Sometimes, even a year later, I find myself eating out with friends when one of them orders a cheeseburger. I want it. But only for a second. All it takes is me thinking about the life that was lost to produce that burger and the craving is gone. I had learned to separate my meal from the reality of what it takes to make it. I had to “unlearn” what society taught me about food. Every piece of meat, every chicken nugget, every rack of ribs, every chicken leg, came from a living, breathing, feeling animal. I couldn’t pretend to be against animal abuse and continue to eat the same way. I just couldn’t stomach that. Some people can. I’m not one of them.

This past year has taught me so much about my own habits and the consequences my choices have. And I’m not just talking about factory farming and animal abuse either. Yes, those two things are a huge part of my decision, but they are not the only two. I read anything I could get my hands on about diet and the environment and I was blown away by how much the two are related. Here is an excerpt from an article from Time Magazine, which I will link for you here.

“Livestock alone accounts for more than 14 percent of global greenhouse gas emissions.”

It’s a conscious choice. And I make it everyday. It’s not something I take lightly and those who know me can tell you this. I’m not pretending to be perfect, not at all. There has been no meat at all but I can’t claim to be 100 percent vegan. That would do a disservice to all of you reading this right now. Since Thanksgiving of 2016, I’ve been making the transition to a fully plant-based diet. My weakness? Cheese. It’s not often, not at all, but every once in a while, a little bit of cheese will sneak its way into a meal. Mainly on pizza and pasta dishes. If I’m at home, there’s no cheese. It’s eating out that I lose the fight. And that’s ok. It’s a process and I’m still working on it. It’s been a year and I’m almost at the finish line.

But here’s the thing… there really isn’t a finish line. It is a lifestyle and that doesn’t end. It’s a choice I will be making for the rest of my life.

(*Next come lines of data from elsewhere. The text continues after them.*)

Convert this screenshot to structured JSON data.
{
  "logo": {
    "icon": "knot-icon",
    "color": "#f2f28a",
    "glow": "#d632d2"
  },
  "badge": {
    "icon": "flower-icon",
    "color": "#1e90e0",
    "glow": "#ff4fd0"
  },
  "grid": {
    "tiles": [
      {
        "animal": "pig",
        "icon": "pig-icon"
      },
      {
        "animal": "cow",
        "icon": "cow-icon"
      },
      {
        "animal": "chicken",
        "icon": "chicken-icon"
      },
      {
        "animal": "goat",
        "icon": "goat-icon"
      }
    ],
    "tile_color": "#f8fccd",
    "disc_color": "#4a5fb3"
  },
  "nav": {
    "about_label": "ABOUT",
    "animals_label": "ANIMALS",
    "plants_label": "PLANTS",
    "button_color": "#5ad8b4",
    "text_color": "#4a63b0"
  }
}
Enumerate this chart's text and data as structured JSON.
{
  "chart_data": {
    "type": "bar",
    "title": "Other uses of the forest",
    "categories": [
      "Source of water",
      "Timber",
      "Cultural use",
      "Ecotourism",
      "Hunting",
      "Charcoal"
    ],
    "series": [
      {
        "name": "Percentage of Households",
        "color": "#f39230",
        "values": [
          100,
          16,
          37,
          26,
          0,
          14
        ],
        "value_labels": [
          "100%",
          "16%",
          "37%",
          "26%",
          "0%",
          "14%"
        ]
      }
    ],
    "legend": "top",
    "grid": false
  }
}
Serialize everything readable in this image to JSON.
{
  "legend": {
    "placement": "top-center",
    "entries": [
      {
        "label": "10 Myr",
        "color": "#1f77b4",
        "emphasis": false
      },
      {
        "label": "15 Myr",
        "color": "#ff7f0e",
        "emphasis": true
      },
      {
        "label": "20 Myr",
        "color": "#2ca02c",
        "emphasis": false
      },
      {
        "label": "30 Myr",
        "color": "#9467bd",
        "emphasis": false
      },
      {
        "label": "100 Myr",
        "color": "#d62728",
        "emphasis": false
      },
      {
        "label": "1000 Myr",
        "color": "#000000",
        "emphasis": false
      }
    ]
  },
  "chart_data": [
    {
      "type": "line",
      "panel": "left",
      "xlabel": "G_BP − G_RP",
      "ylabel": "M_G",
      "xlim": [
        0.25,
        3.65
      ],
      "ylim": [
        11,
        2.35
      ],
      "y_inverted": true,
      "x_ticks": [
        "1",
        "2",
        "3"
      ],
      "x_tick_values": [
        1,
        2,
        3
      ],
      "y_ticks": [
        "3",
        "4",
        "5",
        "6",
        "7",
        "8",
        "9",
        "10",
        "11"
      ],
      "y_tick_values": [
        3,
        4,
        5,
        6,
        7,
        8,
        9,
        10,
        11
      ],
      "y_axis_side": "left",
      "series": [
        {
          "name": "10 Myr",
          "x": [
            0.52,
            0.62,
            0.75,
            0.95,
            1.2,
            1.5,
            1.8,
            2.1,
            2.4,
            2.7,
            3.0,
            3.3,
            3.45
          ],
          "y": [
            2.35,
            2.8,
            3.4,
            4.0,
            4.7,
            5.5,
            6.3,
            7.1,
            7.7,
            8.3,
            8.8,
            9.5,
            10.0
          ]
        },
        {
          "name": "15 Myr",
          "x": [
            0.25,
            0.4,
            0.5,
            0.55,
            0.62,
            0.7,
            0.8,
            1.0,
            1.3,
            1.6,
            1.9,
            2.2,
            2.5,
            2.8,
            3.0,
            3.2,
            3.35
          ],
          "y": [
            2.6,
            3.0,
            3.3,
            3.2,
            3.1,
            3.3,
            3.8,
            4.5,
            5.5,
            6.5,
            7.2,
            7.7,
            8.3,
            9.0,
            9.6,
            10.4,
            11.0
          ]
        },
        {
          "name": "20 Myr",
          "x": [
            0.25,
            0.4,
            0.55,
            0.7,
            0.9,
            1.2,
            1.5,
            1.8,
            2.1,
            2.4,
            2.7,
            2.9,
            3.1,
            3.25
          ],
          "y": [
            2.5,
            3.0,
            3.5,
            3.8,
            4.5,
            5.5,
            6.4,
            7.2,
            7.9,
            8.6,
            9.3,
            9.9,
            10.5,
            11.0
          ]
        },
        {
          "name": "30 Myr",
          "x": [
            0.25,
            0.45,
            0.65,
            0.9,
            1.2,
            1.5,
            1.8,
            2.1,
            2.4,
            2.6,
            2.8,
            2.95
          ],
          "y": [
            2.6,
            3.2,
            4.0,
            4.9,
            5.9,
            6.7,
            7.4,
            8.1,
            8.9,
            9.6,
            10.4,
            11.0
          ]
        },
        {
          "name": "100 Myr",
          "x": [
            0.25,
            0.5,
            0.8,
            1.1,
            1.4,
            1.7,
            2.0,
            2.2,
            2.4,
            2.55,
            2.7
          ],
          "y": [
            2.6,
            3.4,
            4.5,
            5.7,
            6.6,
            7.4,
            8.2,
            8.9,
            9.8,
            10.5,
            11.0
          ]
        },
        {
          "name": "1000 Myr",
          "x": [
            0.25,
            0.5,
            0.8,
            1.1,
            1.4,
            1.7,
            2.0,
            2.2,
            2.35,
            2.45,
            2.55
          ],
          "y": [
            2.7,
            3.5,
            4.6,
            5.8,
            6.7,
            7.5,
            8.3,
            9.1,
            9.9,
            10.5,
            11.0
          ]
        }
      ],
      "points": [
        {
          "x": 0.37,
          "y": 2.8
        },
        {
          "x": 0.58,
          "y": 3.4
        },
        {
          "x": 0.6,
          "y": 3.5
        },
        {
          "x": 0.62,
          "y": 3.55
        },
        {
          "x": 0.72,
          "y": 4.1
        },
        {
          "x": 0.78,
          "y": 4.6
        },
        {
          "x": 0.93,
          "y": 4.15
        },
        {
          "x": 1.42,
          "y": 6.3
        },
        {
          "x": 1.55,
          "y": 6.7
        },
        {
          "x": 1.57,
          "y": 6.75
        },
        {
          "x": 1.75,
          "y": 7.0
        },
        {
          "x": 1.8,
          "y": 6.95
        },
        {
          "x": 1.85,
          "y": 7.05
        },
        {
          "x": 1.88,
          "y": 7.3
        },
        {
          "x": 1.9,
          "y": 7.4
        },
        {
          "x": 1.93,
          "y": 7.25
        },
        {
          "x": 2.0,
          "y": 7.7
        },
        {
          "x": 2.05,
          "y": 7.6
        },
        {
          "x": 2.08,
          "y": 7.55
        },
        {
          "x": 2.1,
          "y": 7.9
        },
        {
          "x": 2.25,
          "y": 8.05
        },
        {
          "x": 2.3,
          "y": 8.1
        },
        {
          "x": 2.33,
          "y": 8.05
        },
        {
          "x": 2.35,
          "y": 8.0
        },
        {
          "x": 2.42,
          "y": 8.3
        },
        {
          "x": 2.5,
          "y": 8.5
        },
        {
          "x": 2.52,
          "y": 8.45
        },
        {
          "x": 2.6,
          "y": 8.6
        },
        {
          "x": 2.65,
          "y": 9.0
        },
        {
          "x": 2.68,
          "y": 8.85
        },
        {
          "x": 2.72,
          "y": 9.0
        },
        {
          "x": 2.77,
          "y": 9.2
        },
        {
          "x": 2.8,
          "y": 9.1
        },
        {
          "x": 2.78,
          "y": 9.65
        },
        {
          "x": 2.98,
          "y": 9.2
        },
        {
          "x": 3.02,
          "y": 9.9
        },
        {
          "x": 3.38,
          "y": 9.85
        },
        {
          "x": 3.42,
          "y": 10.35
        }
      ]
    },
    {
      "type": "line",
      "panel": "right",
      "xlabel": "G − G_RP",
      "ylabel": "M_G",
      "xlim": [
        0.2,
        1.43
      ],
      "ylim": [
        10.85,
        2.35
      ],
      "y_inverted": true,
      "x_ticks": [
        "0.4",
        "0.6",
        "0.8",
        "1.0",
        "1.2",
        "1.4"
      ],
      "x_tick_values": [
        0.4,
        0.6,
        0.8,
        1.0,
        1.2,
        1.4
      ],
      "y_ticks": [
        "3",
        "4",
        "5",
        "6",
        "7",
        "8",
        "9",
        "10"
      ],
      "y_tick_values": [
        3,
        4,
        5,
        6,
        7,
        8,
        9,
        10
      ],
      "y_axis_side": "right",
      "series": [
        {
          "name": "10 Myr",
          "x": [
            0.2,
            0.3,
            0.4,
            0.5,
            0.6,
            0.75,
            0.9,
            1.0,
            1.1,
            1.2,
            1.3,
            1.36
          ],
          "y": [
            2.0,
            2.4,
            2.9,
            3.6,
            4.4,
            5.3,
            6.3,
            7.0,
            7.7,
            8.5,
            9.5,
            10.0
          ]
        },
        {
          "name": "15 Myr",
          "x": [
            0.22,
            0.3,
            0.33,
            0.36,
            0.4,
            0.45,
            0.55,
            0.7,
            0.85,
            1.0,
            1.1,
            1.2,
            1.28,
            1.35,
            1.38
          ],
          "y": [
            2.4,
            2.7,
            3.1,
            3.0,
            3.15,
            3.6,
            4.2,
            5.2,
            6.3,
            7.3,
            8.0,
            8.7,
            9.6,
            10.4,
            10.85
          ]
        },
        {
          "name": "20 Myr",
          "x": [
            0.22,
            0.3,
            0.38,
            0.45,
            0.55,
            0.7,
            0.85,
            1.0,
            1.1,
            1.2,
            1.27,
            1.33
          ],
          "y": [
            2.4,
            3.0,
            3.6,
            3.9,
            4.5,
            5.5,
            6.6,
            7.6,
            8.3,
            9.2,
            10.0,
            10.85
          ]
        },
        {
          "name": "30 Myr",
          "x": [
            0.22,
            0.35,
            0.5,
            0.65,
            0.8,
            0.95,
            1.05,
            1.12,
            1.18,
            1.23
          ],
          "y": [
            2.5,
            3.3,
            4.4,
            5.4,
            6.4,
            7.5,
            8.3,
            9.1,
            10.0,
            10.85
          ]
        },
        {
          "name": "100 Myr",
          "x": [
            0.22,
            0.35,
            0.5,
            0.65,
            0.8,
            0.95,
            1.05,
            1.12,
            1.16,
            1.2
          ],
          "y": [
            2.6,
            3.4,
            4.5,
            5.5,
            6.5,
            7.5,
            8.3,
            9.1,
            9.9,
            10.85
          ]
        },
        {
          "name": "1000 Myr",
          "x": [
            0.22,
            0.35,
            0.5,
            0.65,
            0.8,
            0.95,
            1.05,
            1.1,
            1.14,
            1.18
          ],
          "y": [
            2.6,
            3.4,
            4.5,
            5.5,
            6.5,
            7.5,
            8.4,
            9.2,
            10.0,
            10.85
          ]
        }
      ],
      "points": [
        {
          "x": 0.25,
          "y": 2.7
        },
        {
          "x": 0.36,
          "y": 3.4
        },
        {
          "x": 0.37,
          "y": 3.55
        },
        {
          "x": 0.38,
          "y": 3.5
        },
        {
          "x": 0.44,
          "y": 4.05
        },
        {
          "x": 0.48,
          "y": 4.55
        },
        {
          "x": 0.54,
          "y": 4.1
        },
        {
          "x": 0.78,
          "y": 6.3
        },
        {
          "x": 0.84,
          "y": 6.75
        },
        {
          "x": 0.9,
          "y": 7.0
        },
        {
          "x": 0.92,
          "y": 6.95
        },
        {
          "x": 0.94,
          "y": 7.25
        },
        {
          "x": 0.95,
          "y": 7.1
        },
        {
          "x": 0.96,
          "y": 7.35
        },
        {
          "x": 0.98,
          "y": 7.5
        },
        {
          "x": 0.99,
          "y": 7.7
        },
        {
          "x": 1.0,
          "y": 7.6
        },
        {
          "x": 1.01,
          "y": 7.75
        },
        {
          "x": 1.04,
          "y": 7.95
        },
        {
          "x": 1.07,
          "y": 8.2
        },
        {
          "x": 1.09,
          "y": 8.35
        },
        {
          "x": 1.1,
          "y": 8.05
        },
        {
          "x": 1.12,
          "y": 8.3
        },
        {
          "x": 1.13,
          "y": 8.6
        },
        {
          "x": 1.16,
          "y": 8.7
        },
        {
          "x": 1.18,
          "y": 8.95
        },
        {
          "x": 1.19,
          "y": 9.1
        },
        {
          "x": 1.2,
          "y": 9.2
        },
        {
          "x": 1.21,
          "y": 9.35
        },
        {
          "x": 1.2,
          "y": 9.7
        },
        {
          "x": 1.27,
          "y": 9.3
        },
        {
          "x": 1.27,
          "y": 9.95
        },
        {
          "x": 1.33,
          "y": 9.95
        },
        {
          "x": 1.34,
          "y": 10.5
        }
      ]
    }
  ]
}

If you want to join me but aren’t sure how, I am here to help you however I can! Comment on this post, text me, email me, do whatever you need to do to get ahold of me and I will work with you to figure out what works best in your life! I have a tab on this blog full of vegan recipes, try some of those out! Start small. Meatless Monday is very popular right now, hop on that train and then see if you can go a week and then a month… just build up each time. Netflix is full of documentaries you can watch to learn more as well, I will make a list of some of my favorites for you, but I encourage you to find more or share more if you have a favorite!

Forks Over Knives
Sustainable
PlantPure Nation
Fed Up
Vegucated

Making this change is something anybody can do. No matter where you live (I live in a small town with no Whole Foods within a 100 mile radius, so don’t even try that excuse), how much money you make or don’t make, how much time you have… you can do it. You just have to find what works for you. Meal prep on the weekends, start a garden if you can to save money, buy in bulk. There are so many options. We even have online markets now that make it accessible from anywhere. Nobody needs meat. The question is, are you willing to give up a craving to save a life?

*Emotional manipulation is not my style which is why I chose not to include any graphic photos. Some people say that those are fair game to share but I like to let people look for themselves. If you want to continue your own research, I would recommend taking a look at them. It’s a grim reality but I think it’s important to know what you are supporting and what you are funding.